The machinery of myth
Behind the smile and selfies operated a vast machinery of myth-making. State-funded ads cast Go as the patron saint of Malasakit Centers — St. Raphael guarding the poor’s health. Distributing relief goods to fire-ravaged communities like a latter-day saint of disaster. Billboards thanked him for projects he had neither authored nor funded. TV spots blurred service with self-promotion. To the public, he was Duterte’s tender alter ego — the soft hand of an iron-fisted regime.

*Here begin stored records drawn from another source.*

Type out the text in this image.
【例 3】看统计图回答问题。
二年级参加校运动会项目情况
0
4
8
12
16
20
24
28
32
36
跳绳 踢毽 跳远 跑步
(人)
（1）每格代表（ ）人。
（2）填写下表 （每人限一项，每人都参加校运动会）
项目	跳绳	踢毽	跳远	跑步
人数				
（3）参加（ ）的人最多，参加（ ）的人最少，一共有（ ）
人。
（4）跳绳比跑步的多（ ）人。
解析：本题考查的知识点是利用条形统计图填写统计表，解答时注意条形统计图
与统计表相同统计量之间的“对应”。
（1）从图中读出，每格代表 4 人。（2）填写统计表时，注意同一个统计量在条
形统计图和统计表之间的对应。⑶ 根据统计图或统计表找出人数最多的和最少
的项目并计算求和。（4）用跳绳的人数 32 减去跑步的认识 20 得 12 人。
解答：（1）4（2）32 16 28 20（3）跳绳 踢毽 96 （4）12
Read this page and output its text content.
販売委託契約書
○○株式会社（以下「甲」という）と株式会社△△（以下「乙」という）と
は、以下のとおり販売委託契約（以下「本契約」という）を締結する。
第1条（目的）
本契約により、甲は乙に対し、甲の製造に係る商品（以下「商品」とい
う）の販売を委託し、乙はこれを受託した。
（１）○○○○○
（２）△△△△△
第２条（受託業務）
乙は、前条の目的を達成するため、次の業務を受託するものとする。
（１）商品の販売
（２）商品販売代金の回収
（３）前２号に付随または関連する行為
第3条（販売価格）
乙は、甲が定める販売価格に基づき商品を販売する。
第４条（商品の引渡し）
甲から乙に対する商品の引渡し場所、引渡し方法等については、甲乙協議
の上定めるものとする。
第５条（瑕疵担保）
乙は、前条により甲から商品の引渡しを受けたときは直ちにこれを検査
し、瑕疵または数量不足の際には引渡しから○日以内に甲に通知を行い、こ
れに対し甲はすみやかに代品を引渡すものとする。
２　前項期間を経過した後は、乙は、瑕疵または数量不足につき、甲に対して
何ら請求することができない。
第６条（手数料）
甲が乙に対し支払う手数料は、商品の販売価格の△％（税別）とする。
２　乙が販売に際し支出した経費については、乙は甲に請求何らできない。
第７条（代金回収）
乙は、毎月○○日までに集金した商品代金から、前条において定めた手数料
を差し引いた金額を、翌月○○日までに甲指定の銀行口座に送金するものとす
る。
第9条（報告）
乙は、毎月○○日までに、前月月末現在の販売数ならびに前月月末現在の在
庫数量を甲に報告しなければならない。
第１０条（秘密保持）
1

Yet every photo op concealed an equation: visibility equals viability. Each sack of rice, an investment; each relief operation a reminder of political debt. The spectacle of generosity became the lubricant of corruption. If power was a performance, Go had earned a Famas award.
The paradox of the proxy
The tragedy — and the satire — of Bong Go lies in this: he is simultaneously indispensable and unnecessary. Indispensable because his master required an echo; unnecessary because echoes do not create, they repeat. His career illustrates the pathology of delegated power, where loyalty mutates into liability and mediocrity becomes institutional policy.
When former senator Trillanes accused him of plunder and conflict of interest, the outrage was less about evidence than about etiquette. “How dare you accuse the loyal servant?” cried the faithful. Here, the Philippines reveals its chronic confusion between morality and emotion. The accusation threatened not just Go but the myth of the grateful subordinate — the archetype every political patron relies on to humanize his own tyranny.
It is too simple to cast Bong Go as a villain; he is also a symptom. Our politics breeds his kind: loyal errand boys turned senators, photogenic aides mistaken for statesmen. We reward obedience, not originality; service, not sense. He is not an accident but an outcome — the nation’s reflection in its own shallow mirror, proof that mediocrity, when dutiful enough, can pass for merit.
Epilogue: The shadow ascends
In the end, Bong Go’s ascent is less a triumph than a parable — a quiet testament to how power in the Philippines perpetuates itself through mimicry. The aide becomes a senator, the shadow becomes the sun, and the republic confuses recurrence with renaissance. His narrative serves as a poignant reminder that unbridled proximity to power inexorably metamorphoses into complicity with its excesses.
He remains, to this day, the perfect reflection of his master: loyal, useful, and tragically limited. And in that reflection, the nation sees its own predicament — a people content to worship the shadow because it fears the light.